Freddie Monroe Pickett, Pampa, TX, pro se.
Appeal from the United States District Court for the Northern District of Texas, USDC No. 4:08-CV-00594.
Before GARZA, CLEMENT, and OWEN, Circuit Judges.
Freddie Pickett, a Texas state prisoner, appeals the district court's dismissal of his complaint seeking relief under 42 U.S.C. § 1983. Pickett, proceeding pro se and in forma pauperis, sued the State of Texas and four officials for problems connected with his parole release date. Pickett alleges that the defendants conspired together to alter documents to change his parole discharge date from April 2003 to April 2004. He contends that as a result, he was falsely imprisoned for 21 months. The district court dismissed his complaint on statute-of-limitations grounds.
We review the district court's dismissal of a prisoner's complaint under 28 U.S.C. § 1915(e)(2)(B)(ii) for failure to state a claim de novo. To avoid dismissal for failure to state a claim, a plaintiff's complaint must plead enough facts to "state a claim to relief that is plausible on its face." A district court may sua sponte dismiss a complaint under § 1915 if it is clear from the complaint that the claims are time-barred.
Harris v. Hegmann, 198 F.3d 153, 156 (5th Cir. 1999).
Ashcroft v. Iqbal, ___ U.S. ___, 129 S.Ct. 1937, 1949, 173 L.Ed.2d 868 (2009) (quoting Bell Atl. Corp. v. Twombly, 550 U.S. 544, 570, 127 S.Ct. 1955, 167 L.Ed.2d 929 (2007)) (internal quotation marks omitted).
Moore v. McDonald, 30 F.3d 616, 620 (5th Cir. 1994).
Because there is no federal statute of limitations for §§ 1983 claims, the forum state's personal-injury limitations period applies. In Texas, the relevant limitations period is two years. Federal law, however, governs when Pickett's claims accrued. Under federal law, a § 1983 claim accrues "when a plaintiff knows or has reason to know of the injury which is the basis of the action."
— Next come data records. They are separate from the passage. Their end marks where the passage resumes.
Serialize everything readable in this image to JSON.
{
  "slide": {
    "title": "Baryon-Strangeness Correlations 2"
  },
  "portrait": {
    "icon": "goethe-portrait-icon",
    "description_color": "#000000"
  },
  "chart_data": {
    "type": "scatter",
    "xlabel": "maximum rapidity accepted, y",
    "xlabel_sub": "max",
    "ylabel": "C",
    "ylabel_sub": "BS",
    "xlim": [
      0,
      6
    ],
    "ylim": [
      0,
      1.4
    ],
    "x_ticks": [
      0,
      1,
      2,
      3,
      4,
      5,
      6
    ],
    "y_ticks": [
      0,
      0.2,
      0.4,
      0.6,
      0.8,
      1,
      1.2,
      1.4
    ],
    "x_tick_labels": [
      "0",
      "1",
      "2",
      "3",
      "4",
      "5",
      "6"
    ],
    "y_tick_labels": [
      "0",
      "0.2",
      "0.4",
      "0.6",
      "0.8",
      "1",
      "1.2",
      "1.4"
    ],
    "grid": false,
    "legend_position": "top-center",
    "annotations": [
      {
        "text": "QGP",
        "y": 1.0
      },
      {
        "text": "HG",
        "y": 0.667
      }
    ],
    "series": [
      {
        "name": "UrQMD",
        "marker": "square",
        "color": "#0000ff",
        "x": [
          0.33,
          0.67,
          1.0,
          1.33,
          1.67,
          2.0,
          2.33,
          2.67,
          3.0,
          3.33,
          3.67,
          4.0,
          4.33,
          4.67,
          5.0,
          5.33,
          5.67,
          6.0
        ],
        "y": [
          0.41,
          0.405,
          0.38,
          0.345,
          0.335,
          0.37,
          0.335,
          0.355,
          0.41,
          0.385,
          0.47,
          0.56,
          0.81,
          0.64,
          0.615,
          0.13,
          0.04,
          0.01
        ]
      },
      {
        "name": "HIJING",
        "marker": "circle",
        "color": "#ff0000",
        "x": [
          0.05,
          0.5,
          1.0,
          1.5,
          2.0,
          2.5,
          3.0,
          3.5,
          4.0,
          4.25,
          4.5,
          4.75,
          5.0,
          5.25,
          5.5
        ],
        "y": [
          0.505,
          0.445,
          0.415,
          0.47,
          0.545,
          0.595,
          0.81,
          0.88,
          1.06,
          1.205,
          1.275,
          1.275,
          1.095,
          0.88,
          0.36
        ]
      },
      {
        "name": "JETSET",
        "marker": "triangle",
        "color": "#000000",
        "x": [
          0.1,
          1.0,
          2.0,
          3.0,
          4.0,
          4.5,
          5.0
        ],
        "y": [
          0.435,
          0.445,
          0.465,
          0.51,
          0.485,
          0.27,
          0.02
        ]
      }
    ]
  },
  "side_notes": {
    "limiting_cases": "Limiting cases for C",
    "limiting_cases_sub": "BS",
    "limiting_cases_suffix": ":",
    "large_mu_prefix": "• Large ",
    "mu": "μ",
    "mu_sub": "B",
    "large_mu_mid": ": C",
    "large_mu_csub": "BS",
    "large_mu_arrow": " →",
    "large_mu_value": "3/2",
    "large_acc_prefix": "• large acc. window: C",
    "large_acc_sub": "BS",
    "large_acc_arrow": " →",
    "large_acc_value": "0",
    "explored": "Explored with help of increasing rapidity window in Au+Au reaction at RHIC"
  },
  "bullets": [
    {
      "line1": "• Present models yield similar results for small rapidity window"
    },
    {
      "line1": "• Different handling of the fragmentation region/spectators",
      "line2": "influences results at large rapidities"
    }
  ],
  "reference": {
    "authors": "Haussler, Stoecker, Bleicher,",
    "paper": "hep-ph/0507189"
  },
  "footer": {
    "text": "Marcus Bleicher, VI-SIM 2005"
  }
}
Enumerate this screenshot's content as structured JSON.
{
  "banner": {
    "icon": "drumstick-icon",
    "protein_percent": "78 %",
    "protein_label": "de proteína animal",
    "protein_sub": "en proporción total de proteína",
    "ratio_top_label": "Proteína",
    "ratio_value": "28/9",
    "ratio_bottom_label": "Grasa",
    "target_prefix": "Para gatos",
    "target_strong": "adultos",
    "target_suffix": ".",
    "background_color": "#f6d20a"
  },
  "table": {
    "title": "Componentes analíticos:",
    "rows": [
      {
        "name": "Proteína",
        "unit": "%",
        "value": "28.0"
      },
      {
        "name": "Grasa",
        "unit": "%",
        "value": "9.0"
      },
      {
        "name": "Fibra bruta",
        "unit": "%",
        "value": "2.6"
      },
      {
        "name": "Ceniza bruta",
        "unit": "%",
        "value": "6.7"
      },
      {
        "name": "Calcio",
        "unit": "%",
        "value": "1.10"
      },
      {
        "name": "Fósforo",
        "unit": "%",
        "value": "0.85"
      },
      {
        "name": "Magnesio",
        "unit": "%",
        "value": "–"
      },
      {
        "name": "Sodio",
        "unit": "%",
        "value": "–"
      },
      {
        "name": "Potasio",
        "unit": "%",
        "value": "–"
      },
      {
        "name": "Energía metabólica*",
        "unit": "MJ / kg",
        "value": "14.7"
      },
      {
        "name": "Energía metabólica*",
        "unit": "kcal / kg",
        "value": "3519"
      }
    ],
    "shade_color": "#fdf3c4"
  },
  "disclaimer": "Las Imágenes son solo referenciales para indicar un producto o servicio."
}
Harris, 198 F.3d at 156-57.
Harris, 198F.3da at 157.
Id. (internal quotation marks and citation omitted).
The district court correctly determined that Pickett's claims are time-barred. Pickett filed his complaint on October 3, 2008, and thus his claims would be timely only if they accrued on or after October 3, 2006. Pickett alleges that his parole discharge date was altered in documents during a July 15, 2004 parole hearing and in a March 29, 2005 affidavit. The allegations provide no suggestion that Pickett did not know of the purported alterations until on or after October 3, 2006, and moreover, Pickett acknowledges that he contacted a clerk with the Texas Court of Criminal Appeals about the alleged alterations on August 5, 2005. In addition, Pickett has presented no plausible argument as to why the statute of limitations should have been tolled, and we have found no grounds for equitable tolling in the complaint.
Pickett's appeal is without arguable merit and is DISMISSED as frivolous. The district court's dismissal of Pickett's complaint and this court's dismissal of this appeal count as two strikes for purposes of 28 U.S.C. § 1915(g). Because Pickett has previously received two strikes as a result of this court's dismissal of his appeal in Pickett v. Slawson, he is therefore barred from proceeding in forma pauperis in any civil action or appeal filed while he is incarcerated or detained in any facility unless he is under imminent danger of serious physical injury.
See 5TH CIR. R. 42.2; Howard v. King, 707 F.2d 215, 219-20 (5th Cir. 1983).
See Adepegba v. Hammons, 103 F.3d 383, 388 (5th Cir. 1996).
326 Fed.Appx. 304 (5th Cir. 2009).
See 28 U.S.C. § 1915(g).
* * *
APPEAL DISMISSED; 28 U.S.C. § 1915(g) BAR IMPOSED.